26 de Julho de 2016

Mudança - Por Fábio Trancolin

O jornalista Fábio Trancolin conta um pouco da história de Rio Verde em crônicas

25 de julho de 1987...  Estava um tempo nublado e fechado, era um sábado. Preparava-me para uma mudança, um tanto quanto radical na minha vida. Voltar a morar em São Paulo. Nasci lá, porém fui criado nas terras da pequena cidade do Planalto Central, naquela época Rio Verde era uma pequena cidade do interior, os seus relacionamentos eram outros... Tive uma rápida passagem pela cidade grande entre 81/82. Mas naquele ano chegou o momento de voltar a enfrentar a “Paulicéia desvairada” cidade grande, ir em busca de oportunidades que aqui não encontrava. Por um lado sentia em deixar os amigos que eram muitos, mas ir causava certo interesse, envolvia outros fatores...

Naquela semana que antecedeu à mudança, causou tristezas, uma delas foi o atropelamento da minha cadelinha, a Katy, tinha levado para vacinar, dei banho e preparei para viagem, tanto ela quanto a filha, a Pepita, eram duas cadelas da raça pequinesa. No sábado dia 18, ela foi atropelada por um caminhão na porta de casa... (Foi um baque...).

Para a mudança, foi resolvido que não se levariam os móveis... Quase tudo seria vendido e foi. O pregão do Zé arrematou tudo que estava à disposição. Resolvemos apenas levar a TV (Foi presente dos dias das mães do ano anterior...).  Não existia mais a marcenaria, as máquinas eu tinha vendido para o Orlando. O amigo Selmo, sempre presente, nos ajudou a desmontar tudo e eu via a casa ir ficando vazia, a Kombi do pregão na porta ia sendo carregada. O primo Claiton passou por lá, e levou alguns utensílios, que não interessava para a venda, colocou na carroça que ele tinha. O primo Alexandre tinha separado algumas coisas, porém deu “bobeira” e o Claiton moleque que era, levou as coisas dele. Cena hilariante, a carroça em disparada e o Alexandre correndo atrás gritando, isso é “meu”, era uma chicotada na égua e outra nos meninos... Quem disse que pegaram...
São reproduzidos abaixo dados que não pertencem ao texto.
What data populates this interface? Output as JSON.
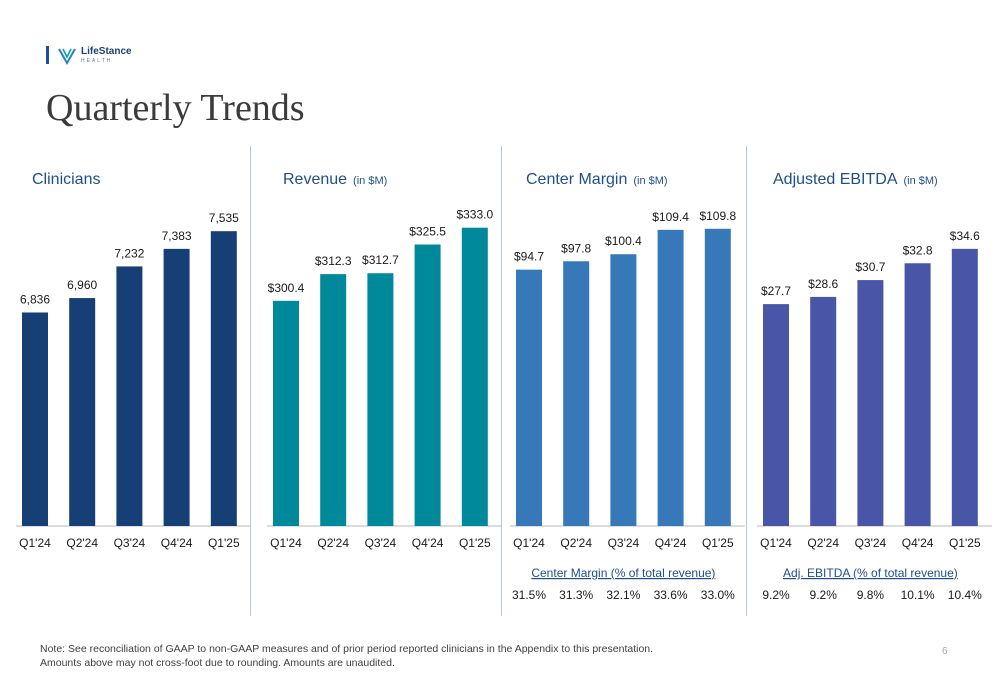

A mãe fez um pedido para que eu cortasse o cabelo, como sempre gostava de usar o cabelo comprido, e ele estava grande, ela me disse: “Vai lá cortar, não viaje assim, não vai chegar lá desse jeito”. Pedido de mãe foi atendido, meio contra vontade. Ali na Avenida Presidente Vargas, onde hoje está a Casas Bahias, tinha a Casa do Granjeiro do meu amigo Charles, ao lado tinha um Salão de Barbeiro, cortei tão curto que ficou arrepiado... Desci fui até a tabacaria do Pedro Honório, onde hoje está o ponto de táxi do Adejair. Ali comprei um maço de cigarros Camel (naquela época eu fumava).
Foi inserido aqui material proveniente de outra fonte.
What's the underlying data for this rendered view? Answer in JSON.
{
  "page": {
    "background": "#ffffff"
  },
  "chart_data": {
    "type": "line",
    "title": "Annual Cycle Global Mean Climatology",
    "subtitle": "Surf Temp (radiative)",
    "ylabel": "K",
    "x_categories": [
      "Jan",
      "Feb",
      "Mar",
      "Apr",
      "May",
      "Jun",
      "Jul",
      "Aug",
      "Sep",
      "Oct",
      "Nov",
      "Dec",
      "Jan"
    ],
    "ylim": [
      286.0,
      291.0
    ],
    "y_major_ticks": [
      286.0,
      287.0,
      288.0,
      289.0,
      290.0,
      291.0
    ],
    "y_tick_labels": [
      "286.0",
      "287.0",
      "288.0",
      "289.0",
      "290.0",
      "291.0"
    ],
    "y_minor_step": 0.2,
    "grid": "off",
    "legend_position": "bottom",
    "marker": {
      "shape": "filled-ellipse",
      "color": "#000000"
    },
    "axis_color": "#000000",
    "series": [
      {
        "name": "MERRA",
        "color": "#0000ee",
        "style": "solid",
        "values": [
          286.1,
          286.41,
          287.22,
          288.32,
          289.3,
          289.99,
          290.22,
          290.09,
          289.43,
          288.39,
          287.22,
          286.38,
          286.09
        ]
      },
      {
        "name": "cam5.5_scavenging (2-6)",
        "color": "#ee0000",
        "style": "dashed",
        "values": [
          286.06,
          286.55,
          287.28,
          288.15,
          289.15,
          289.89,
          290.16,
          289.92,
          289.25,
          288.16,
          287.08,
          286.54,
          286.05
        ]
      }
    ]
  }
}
Às 16:30, o Nacional Expresso encostou no box, ali começaria a viagem... Na hora de partir, três amigos foram se despedir... Selmo, os irmãos Nakayamas Aloisio e Marilsa... Lembro-me dos três acenando quando o ônibus desceu a avenida... Na manhã do dia seguinte, lá estávamos nós, eu a mãe e o pai com a Pepita na coleira (ela também viajou...). O Tio João nos aguardava com seu Chevette cor de creme... Eu louco pra chegar, pois queria ver a Fórmula Um, naquele tempo, eu aficionado pelo esporte, é era o GP da Alemanha, que foi vencido por Nelson Piquet.
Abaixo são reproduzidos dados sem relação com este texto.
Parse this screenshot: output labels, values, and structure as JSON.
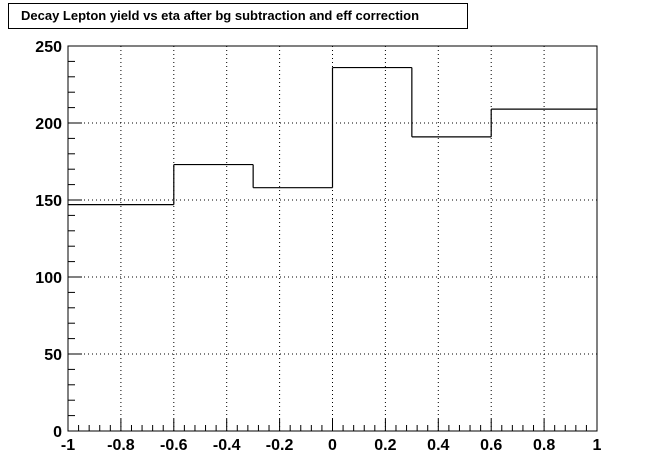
{
  "chart_data": {
    "type": "line",
    "step": true,
    "title": "Decay Lepton yield vs eta after bg subtraction and eff correction",
    "xlabel": "",
    "ylabel": "",
    "xlim": [
      -1,
      1
    ],
    "ylim": [
      0,
      250
    ],
    "grid": true,
    "x_ticks": [
      -1,
      -0.8,
      -0.6,
      -0.4,
      -0.2,
      0,
      0.2,
      0.4,
      0.6,
      0.8,
      1
    ],
    "x_tick_labels": [
      "-1",
      "-0.8",
      "-0.6",
      "-0.4",
      "-0.2",
      "0",
      "0.2",
      "0.4",
      "0.6",
      "0.8",
      "1"
    ],
    "y_ticks": [
      0,
      50,
      100,
      150,
      200,
      250
    ],
    "y_tick_labels": [
      "0",
      "50",
      "100",
      "150",
      "200",
      "250"
    ],
    "bins": [
      {
        "x_low": -1.0,
        "x_high": -0.6,
        "value": 147
      },
      {
        "x_low": -0.6,
        "x_high": -0.3,
        "value": 173
      },
      {
        "x_low": -0.3,
        "x_high": 0.0,
        "value": 158
      },
      {
        "x_low": 0.0,
        "x_high": 0.3,
        "value": 236
      },
      {
        "x_low": 0.3,
        "x_high": 0.6,
        "value": 191
      },
      {
        "x_low": 0.6,
        "x_high": 1.0,
        "value": 209
      }
    ],
    "colors": {
      "line": "#000000",
      "grid": "#000000",
      "background": "#ffffff"
    }
  }
}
Ali muitas coisas aconteceram nos 12 anos que por lá passei... Outras tantas histórias... (que ainda vou contar)...  E, em março de 1999, eu estava de volta... De volta pra casa, pois aqui acredito que seja é o meu lugar... Quando perguntado se eu sou paulistano ou goiano, respondo que sou uma “pizza de pequi”.